おぼえていますか | ナノ
最終試験と主人公




四次試験も終わりました。え?早いって?
だってサバイバルっていっても忍者の十八番だし、三番目に島に入った私を自分の番で上陸した途端、<円>を使って駆けつけたオビトたちが始終引っ付いていたからね。特に話すことはないなぁ。


あ、でもゴン君は頑張ってました。オビトが「変態の気持ち悪いオーラでスズが穢れる」とかいってヒソカ排除に向かおうとした時に見ました。因みにオビトの科白はもう無視です。


三次試験で二人が来るまで私にガムをつけて逃がさなかったヒソカ曰く「君も美味しそうだ」で鳥肌が立った。イルミが同情してくれた。ゴールするなり私とヒソカの間にある念を神威で吹っ飛ばしたオビトの殺気にも「フ、フフ、フフフフフフフフフ」と身を震わせて歓喜していた。正直、気持ち悪かった。

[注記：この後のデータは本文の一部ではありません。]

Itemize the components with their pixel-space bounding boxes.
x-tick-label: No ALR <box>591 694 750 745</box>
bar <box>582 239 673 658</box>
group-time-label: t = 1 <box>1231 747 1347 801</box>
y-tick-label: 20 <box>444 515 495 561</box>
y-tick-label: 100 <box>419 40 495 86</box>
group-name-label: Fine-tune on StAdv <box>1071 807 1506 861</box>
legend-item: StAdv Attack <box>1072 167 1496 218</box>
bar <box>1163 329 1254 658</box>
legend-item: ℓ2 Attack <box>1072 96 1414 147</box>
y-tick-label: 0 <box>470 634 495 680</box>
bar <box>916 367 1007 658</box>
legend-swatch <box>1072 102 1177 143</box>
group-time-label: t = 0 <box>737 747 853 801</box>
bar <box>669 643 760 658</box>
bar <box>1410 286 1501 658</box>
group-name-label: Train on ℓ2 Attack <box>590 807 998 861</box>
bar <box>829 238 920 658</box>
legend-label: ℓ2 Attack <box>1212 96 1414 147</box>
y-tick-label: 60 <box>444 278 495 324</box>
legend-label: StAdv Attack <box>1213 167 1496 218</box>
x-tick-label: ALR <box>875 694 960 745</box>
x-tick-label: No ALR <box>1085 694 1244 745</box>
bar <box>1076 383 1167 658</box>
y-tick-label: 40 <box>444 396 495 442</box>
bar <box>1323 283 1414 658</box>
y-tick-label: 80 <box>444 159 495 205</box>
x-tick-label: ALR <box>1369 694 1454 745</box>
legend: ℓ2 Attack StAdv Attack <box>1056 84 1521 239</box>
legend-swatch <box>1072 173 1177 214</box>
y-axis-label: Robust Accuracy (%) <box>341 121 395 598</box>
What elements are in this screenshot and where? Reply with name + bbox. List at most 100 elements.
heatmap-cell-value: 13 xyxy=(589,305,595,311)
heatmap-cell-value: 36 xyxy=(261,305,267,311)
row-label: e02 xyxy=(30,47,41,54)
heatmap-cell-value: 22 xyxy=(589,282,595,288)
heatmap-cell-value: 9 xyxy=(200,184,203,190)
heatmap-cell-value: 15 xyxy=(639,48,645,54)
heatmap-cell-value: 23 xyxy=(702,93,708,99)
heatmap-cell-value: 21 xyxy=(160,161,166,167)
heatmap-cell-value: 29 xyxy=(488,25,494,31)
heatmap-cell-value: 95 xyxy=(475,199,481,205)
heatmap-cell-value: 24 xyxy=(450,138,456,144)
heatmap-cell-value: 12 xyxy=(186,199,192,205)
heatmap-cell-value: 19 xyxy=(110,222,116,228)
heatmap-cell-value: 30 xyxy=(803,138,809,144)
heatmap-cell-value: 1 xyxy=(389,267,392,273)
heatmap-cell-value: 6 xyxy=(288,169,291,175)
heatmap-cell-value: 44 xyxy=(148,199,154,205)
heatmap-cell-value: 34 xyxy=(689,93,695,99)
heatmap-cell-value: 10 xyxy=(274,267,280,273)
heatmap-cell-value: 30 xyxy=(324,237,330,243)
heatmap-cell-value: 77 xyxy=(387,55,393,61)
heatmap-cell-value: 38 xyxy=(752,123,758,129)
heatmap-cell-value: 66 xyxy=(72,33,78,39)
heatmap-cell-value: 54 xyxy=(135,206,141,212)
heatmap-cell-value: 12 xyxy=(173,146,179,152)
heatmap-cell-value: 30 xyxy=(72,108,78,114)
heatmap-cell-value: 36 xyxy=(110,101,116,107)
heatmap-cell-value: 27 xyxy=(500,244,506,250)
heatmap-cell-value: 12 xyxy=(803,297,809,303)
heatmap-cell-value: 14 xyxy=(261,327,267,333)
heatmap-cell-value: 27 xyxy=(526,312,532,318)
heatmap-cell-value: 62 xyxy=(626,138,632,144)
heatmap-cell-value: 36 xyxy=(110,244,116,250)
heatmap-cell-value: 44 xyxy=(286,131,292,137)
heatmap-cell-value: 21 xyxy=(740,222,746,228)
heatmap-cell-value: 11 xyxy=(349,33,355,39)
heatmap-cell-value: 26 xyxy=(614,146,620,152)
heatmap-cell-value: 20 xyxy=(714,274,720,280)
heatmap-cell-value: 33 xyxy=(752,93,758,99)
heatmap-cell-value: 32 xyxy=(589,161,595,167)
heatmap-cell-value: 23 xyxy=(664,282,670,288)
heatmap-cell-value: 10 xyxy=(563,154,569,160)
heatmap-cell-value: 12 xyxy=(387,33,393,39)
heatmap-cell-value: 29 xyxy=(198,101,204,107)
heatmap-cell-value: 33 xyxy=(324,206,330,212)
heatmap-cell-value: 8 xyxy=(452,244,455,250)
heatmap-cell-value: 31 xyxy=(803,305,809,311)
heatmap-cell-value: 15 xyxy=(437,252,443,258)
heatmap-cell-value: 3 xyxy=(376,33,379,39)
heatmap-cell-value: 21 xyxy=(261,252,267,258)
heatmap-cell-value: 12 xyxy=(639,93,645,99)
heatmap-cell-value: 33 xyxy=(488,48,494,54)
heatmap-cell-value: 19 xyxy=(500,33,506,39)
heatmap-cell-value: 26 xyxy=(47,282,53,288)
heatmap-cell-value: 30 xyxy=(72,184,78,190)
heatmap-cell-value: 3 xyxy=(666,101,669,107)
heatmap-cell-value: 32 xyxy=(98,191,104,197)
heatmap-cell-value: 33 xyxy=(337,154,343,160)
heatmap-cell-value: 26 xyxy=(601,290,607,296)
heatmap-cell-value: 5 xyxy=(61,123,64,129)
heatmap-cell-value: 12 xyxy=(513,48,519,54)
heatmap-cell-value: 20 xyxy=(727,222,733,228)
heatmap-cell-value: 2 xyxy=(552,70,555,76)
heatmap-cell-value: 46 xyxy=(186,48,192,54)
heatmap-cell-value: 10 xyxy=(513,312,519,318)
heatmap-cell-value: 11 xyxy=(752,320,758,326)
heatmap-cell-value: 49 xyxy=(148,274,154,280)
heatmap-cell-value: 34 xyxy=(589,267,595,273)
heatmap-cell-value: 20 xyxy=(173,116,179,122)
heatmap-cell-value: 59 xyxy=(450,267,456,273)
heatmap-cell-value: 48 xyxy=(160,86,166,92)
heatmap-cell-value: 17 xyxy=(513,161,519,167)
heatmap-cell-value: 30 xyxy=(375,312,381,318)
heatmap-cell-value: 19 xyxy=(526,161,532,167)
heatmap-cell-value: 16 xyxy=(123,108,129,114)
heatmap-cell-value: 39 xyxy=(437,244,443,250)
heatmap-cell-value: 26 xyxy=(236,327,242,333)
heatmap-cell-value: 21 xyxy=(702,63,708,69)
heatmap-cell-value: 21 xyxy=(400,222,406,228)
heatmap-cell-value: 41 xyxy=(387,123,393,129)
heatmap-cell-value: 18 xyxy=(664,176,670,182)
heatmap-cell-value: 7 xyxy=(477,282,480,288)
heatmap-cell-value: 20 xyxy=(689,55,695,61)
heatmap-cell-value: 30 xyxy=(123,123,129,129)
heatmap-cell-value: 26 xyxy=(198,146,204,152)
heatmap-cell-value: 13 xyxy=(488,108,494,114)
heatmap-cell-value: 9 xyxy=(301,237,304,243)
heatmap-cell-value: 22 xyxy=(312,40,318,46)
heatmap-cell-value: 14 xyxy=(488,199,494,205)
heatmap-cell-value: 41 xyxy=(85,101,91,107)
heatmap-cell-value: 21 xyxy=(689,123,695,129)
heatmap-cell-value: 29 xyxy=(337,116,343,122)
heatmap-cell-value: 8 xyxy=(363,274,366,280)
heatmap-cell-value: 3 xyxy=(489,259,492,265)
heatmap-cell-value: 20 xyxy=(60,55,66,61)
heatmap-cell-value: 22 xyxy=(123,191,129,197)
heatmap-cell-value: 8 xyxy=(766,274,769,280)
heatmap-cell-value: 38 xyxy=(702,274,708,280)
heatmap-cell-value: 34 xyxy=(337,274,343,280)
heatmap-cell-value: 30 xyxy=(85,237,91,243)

それ以来カカシもオビトもいつも以上に私から離れない。

最終試験前に行われた面談でも面接室前で待機という徹底ぶり。
会長さんも顔が引き攣っていた。恥ずかしい。しかも、


「ゴホン。で、お主以外の八人の中で一番注目している…の、は………受験番号296番よ、何故ここに居るのじゃ?」
「………(オビト)」

トビの仮面みたいのが飾ってあるなぁと思っていたらほんとにトビ(オビト)でした。
首から下は神威空間に隠してるようです。

目をカァッ!と開いてる。怖い。
会長によって外につまみ出されたオビトの呼ぶ聲を無視して考えた。そうだなぁ、注目という意味ならやっぱり、

「405番です…ね……カカシ?」

ブルータス、お前もか。

「うっ、うう、スズが俺たち以外の人間に!」

「あ〜〜295番も退出してもらおうかのぉ(っていうかこいつらどうやって入ったんじゃ?)」


同じミナト班の一員として恥ずかしかった。




*


そして最終試験です。


「では第二戦・オビト=うちは VS スズ=かがち、開始!」

「参った」


うわぁ、開始コンマ数秒で合格しました。
勿論審判の確認とか周囲の野次はあった。だってこんなにあっさり合格するのに不満がないはずがない。
でもオビトが
「俺がスズを傷つけられるはずがない」との云った。真顔だった。

だけどあの帽子被った弓使いの人が云った「最後までそいつらに助けられて合格かよ」にはムカッときた。
私だってやればできるもん!カカシたちの過保護っぷりで一次試験から特に目立ったことはしてないけど!だからトーナメントでもチャンスは最低回数だけど!
あ、云ってて虚しくなってきた。

自然と目に涙が溜まる。

するとポン!と頭に手が乗せられた。

「?……おび、と?」

「俺はスズが凄いってこと知ってる」


顔を上げたら慈愛に満ちた穏やかな顔をした男の人がそこにいた。
こういう時オビトも大人になったんだなって思う。なんだか私ばっかり子どもで、悔しいし、そんな顔するなんてずるい。


そしてオビトの次の試合が始まる。

「オビト、頑張ってね!」

「…っ!!ああ!」

背を向けたオビトは一歩前に足を踏み出した。鼻から流れる血に対戦相手からの白い目もオビトには痛くもかゆくもない。審判は今日は鼻血が多いなとティッシュを手渡していた。

ところでその対戦相手とはカカシである。
殺気立つオビトとそれに対してやれやれと苦笑するカカシ。けど殺気がヤバい。目が笑ってない。周囲が二人の禍々しい悪質なオーラに触発しないかハラハラしてしまう。

数時間にも及ぶ死闘に本格的に誰かの精孔が開きかねなかったので満場一致で異例の二人引き分け、合格である。これに関しては誰も苦情を言わなかった。あのヒソカですら困惑しているほどだ。


兎にも角にもミナト先生、私たち三人とも今日、ハンターに成りました。